Sorry for posting this on Shabbes, but I have the time to post now, and read your answers later…
I was wondering about the practice of Jubilee, or a special Sabbatical year, in modern Israel. When reading in the Hebrew Bible about the Sabbatical years and the Jubilee years, I always thought that the Sabbatical years made sense from a purely utilitarian viewpoint, too: with the ancient knowledge of agriculture, a period of dormancy to replenish the soil was necessary for continued fertility. (The middle Ages used the three-plot-method similar to this without religious reasons).
But the Jubilee year concept goes far beyond that: not only do the fields lie fallow, but all debts are cancelled, slaves set free and so on.

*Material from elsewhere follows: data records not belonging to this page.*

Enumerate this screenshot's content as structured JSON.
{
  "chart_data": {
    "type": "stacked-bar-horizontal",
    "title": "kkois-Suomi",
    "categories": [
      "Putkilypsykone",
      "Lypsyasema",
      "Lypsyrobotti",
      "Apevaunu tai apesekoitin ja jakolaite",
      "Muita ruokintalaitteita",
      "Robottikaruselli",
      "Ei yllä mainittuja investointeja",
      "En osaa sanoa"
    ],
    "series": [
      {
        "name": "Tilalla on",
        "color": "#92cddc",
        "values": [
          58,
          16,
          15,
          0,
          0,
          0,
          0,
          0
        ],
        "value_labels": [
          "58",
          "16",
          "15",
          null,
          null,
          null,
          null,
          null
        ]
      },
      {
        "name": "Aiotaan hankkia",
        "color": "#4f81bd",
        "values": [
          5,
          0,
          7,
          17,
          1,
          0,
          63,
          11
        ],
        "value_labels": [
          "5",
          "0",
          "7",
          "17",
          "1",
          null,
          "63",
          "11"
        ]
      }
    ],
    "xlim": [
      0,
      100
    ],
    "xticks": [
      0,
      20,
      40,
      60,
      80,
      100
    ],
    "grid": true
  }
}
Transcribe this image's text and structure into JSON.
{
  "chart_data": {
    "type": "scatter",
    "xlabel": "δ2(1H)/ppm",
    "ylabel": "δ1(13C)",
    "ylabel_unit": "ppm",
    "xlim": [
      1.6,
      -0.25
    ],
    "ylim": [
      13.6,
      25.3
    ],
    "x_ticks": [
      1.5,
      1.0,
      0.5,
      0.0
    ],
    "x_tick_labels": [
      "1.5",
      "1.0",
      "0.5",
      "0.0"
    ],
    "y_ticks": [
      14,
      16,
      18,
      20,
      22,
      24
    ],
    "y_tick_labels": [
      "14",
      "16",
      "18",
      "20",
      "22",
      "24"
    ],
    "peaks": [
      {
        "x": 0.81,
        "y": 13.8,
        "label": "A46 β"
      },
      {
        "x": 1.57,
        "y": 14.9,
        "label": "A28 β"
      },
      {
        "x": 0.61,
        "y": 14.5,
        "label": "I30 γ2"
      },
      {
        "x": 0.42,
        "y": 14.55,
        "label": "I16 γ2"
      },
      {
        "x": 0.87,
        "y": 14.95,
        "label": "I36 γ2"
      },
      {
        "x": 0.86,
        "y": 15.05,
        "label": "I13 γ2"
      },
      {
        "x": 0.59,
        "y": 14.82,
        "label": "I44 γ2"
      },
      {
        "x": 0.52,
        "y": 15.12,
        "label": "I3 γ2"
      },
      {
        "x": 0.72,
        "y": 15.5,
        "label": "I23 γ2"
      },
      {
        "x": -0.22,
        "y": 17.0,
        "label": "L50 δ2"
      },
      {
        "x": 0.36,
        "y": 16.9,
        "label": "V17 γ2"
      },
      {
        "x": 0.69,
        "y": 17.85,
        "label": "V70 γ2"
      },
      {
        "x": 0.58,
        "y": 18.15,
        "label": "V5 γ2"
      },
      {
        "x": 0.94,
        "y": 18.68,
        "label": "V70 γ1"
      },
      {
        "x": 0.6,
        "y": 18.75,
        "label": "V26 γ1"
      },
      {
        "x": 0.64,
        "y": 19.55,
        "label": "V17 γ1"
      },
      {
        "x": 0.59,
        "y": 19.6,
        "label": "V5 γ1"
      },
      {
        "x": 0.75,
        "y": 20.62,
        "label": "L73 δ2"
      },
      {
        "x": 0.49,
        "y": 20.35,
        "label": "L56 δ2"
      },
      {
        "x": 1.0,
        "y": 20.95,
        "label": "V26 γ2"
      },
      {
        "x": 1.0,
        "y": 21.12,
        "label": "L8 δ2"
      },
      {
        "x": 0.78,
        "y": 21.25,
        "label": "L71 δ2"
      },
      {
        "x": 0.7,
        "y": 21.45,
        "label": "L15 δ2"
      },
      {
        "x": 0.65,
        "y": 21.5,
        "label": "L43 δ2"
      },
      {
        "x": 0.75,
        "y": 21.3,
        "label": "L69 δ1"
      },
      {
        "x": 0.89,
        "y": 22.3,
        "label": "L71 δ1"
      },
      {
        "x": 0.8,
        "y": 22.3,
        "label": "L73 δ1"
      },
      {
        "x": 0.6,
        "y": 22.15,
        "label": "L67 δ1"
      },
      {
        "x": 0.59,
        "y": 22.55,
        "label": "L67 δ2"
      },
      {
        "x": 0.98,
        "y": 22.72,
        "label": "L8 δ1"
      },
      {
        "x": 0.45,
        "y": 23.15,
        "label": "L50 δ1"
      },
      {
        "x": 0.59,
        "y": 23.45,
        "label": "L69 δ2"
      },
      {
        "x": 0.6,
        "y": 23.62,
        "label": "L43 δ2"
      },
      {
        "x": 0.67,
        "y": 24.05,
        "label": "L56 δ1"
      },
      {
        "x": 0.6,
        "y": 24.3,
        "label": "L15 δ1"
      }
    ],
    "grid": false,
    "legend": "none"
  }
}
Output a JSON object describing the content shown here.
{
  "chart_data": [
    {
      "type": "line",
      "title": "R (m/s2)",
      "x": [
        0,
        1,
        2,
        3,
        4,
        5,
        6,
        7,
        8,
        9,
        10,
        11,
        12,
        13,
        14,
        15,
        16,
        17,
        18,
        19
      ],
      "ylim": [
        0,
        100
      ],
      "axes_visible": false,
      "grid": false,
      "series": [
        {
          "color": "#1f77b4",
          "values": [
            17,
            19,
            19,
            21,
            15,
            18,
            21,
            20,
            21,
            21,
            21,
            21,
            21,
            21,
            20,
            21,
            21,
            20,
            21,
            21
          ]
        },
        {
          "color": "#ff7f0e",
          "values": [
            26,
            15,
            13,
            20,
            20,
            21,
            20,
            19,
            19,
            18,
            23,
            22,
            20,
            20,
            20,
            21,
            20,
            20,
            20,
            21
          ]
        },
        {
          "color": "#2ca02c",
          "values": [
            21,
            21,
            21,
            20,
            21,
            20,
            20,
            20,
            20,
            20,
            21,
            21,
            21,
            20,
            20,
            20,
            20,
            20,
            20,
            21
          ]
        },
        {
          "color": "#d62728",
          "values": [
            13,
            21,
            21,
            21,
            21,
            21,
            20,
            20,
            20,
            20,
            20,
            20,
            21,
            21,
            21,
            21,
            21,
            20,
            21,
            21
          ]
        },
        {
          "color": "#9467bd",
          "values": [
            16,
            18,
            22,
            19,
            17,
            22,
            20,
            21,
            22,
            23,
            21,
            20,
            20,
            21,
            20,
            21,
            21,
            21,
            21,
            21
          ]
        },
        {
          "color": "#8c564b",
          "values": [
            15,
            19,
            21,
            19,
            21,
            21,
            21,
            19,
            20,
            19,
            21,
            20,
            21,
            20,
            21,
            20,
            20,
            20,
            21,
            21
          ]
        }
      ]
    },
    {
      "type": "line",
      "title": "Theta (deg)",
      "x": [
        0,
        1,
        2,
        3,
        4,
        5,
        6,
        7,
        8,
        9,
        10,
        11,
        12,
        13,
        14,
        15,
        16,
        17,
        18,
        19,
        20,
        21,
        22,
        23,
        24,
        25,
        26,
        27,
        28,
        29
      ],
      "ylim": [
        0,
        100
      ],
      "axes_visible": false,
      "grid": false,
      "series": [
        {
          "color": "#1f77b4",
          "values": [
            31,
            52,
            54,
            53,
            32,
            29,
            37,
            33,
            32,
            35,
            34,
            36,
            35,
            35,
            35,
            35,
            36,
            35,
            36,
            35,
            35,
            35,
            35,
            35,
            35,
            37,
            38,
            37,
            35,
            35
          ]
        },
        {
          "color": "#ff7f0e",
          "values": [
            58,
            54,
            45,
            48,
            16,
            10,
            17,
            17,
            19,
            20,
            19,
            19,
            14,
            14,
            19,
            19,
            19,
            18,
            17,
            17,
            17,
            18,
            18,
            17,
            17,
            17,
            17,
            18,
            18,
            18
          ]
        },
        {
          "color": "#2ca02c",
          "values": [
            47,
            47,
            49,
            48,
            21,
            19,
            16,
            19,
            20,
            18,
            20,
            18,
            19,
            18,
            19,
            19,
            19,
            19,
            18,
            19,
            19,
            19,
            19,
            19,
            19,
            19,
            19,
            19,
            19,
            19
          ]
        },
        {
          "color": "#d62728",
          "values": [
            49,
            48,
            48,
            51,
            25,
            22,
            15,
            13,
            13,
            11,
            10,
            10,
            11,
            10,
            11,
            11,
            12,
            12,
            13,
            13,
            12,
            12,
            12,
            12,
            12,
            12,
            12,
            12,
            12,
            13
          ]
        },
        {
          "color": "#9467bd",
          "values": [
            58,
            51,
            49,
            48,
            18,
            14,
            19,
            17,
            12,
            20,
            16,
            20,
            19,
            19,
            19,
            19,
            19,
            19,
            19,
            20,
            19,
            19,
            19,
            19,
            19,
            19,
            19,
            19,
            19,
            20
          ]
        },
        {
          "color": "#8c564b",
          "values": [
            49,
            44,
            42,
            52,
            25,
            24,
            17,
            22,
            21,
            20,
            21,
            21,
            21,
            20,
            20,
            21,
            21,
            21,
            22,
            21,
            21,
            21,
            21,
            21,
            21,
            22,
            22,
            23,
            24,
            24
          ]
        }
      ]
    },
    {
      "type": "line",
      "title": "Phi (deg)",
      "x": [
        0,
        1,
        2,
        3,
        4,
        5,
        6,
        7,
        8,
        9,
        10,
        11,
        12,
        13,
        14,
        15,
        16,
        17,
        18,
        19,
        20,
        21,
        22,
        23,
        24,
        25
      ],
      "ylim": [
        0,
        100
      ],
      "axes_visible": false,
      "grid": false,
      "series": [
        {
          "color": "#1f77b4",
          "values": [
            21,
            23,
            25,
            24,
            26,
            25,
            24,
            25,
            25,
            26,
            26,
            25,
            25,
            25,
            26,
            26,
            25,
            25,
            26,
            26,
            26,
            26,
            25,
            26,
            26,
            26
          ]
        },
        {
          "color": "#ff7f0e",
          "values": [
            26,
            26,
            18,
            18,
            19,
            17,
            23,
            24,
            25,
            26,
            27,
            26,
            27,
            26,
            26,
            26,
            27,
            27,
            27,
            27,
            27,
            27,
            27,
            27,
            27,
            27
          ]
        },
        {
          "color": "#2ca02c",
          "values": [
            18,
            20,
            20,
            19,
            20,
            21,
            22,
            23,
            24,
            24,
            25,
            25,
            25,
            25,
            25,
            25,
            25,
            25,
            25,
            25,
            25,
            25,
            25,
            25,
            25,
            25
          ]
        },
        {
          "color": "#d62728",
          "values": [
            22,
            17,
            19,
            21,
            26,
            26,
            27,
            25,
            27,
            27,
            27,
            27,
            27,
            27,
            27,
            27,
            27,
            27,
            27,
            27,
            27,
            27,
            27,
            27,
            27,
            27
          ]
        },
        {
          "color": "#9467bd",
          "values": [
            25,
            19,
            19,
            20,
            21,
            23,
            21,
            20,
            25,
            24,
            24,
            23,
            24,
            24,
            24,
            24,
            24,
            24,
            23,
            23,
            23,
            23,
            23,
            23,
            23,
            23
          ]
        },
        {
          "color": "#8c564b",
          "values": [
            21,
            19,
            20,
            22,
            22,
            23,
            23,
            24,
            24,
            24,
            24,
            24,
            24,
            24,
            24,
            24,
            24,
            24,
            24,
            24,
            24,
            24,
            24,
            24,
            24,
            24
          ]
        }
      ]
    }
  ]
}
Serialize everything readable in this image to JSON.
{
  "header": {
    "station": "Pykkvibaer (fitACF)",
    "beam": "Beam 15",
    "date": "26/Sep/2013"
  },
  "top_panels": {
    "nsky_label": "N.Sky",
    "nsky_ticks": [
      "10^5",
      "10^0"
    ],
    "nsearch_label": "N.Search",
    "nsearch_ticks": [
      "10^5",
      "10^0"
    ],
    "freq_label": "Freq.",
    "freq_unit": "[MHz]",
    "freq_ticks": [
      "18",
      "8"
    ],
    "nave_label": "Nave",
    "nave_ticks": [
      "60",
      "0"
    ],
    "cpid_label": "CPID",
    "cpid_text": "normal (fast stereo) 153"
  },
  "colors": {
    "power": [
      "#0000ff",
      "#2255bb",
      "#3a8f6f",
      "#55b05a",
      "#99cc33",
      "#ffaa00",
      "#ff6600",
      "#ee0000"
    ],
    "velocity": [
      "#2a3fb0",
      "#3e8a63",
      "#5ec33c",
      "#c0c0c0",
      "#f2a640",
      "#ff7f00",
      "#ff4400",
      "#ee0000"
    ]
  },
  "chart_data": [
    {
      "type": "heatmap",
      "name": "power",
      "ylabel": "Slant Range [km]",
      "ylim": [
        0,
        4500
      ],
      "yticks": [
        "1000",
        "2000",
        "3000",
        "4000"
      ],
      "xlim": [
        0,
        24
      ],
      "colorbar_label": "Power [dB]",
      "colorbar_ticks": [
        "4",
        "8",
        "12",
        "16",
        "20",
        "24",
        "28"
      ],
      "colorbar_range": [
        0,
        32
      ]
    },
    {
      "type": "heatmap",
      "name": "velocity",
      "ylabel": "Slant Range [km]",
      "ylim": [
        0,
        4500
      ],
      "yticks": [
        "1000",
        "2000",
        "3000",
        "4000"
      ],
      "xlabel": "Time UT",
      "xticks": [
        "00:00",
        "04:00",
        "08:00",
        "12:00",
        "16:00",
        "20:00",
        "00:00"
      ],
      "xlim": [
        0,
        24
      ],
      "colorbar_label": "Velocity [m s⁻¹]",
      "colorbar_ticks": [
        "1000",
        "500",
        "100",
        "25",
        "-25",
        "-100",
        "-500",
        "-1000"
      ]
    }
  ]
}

It’s truely a wonderful illustration of the idea of Shabbes as a glimpse of the world God wants humans to have, a better one. a liberating idea.
But I wondered how this worked on a practical scale in a real. property-based society - Israel had kings and cities and social structures, not communes like modern-day Kibbuzim.
The wikipedia Article makes it sound as if not only the counting itself is disputed - the 49th or the 50th year? - but also whether it actually did ever happen or was maybe added after the time.
The article on the Sabbatyears notes that they are obeyed by modern Israel (and contrary to the humorus story by Ephraim Kishon I read years ago), but that the Jubilee was not observed. The reason given
sounds like a thin pretext to weasel out of it to me.
So, if modern Israel is observing Shmita, shouldn’t they also observe Yovel? Shouldn’t they find a way to decide - as they probably had to do with a bunch of other things from tradition when they were setting up a real working country again after the diaspora - on the counting? Is the real reason for the non-observance that cancelling all debts would be impossible to do in a modern state that trades with other non-jewish nations? Though apparently they are provisions in the codes for that, with the debt getting smaller the closer Jubilee approaches. Was it the whole palestinian problem, of giving land back to them, that prevented it?
I think it sounds like a wonderful idea; I can guess that people initially would balk at it being impossible to overturn a big part of the foundation of modern society with property rights; but shouldn’t it be tried out nevertheless?
After all, the Israelis managed to make Kibbuzim work, after the examples with forced communes in the Soviet Union were failures, and showed everybody that idealism and belief in the human nature isn’t only money-grubbing aren’t wishful thinking only.
What do the experts on Hebrew Bible, on Jewish law say and think? Could it work today? Should it? Why not? Will it come a bit later, once the problems have been solved?